The Gendered Brain by Gina Rippon
Author:Gina Rippon [Rippon, Gina]
Language: eng
Format: epub
ISBN: 9781473548978
Publisher: Random House
Published: 2019-02-28T00:00:00+00:00
Not those bloody monkeys again
Newborns can’t reach or grasp for anything. They are hostage to the toys that their caregivers give them. These caregivers will probably have their own ideas as to what is appropriate for their tiny charges, even if it is just to ensure that it is the toy that was given by whoever is about to visit.
We know that the apparent preference shown by newborn boys for mobiles and girls for faces has been generally refuted and never replicated. Gerianne Alexander from UCLA measured eye gaze time and frequency in 4–5-month-olds looking at dolls and trucks, with the frequency measure suggesting a girl preference for dolls.58 But as we saw above, there is already evidence of gender differences in babies’ toyed environment from as young as five months, so it is hard to extract a definitive answer to the question about whether toy preference is present from birth. Throw some older siblings into the mix, together with more or less gender-aware grandparents or childminders, and it is hard to see just how you might get proof of this assertion. The idea, of course, is that newborn infants supposedly offer a chance to look at pre-socialisation behaviour, though those gender reveal parties would suggest these babies are not entering a world without expectations.

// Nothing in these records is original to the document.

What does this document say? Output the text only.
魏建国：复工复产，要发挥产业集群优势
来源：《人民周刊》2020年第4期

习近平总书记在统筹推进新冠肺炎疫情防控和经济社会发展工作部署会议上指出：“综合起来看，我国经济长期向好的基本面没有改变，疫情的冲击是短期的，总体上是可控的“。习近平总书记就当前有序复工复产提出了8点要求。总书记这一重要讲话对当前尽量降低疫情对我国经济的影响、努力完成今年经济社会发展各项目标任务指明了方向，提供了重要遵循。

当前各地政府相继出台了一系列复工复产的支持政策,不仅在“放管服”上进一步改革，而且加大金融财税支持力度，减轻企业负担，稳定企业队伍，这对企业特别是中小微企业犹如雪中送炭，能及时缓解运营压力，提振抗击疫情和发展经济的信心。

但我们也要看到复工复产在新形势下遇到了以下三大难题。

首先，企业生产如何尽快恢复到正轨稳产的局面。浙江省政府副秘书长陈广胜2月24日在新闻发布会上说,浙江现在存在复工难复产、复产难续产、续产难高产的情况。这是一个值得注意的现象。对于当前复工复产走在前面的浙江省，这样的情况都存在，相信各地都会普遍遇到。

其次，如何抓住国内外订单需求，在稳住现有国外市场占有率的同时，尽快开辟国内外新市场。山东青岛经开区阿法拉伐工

But there is (again, supposedly) another way of finding out what toys might be chosen by ‘unsocialised’ individuals. In my experience, whenever the ‘innateness’ of children’s toy preference is debated, at some point someone will say: ‘But what about the monkeys?’ This is because a compelling ‘monkey myth’, accompanied, in some cases, by a convincing little video clip, has entered the public consciousness as proof that toy preferences are not socially constructed but are really biologically based. I once appeared on a Sky News breakfast programme following up a claim that a shortage of carers could be ‘cured’ by getting boys to play with dolls.59 They asked me to do a sound check just when the presenter announced in my earpiece that they would be showing this monkey clip prior to my appearance. So somewhere in the archives of Sky News is a recording of my exasperated, and apparently clearly audible, tones exclaiming: ‘Not those bloody monkeys again!’
Various versions of this video show male monkeys eagerly grabbing wheeled toys, almost appearing to ‘brmm-brmm’ them along the ground like little boys with toy trucks, whereas their female counterparts can be seen cradling doll-like toys. As, it is claimed, monkeys can’t possibly have been exposed to gender socialisation processes, this ‘clear-cut’ gender divide is proof that toy preference is a reflection of some kind of biological bias, a ‘natural’ expression of gender-based predispositions either to ‘manipulate’ or ‘cradle’, with a whole raft of downstream consequences for lifestyle choices and future careers.
There are two oft-quoted studies in this effort to disentangle ‘nature’ from ‘nurture’. One of these is by Professor Melissa Hines, now director of the Gender Development Research Centre at the University of Cambridge.60 Together with Gerianne Alexander, she studied toy preference in vervet monkeys.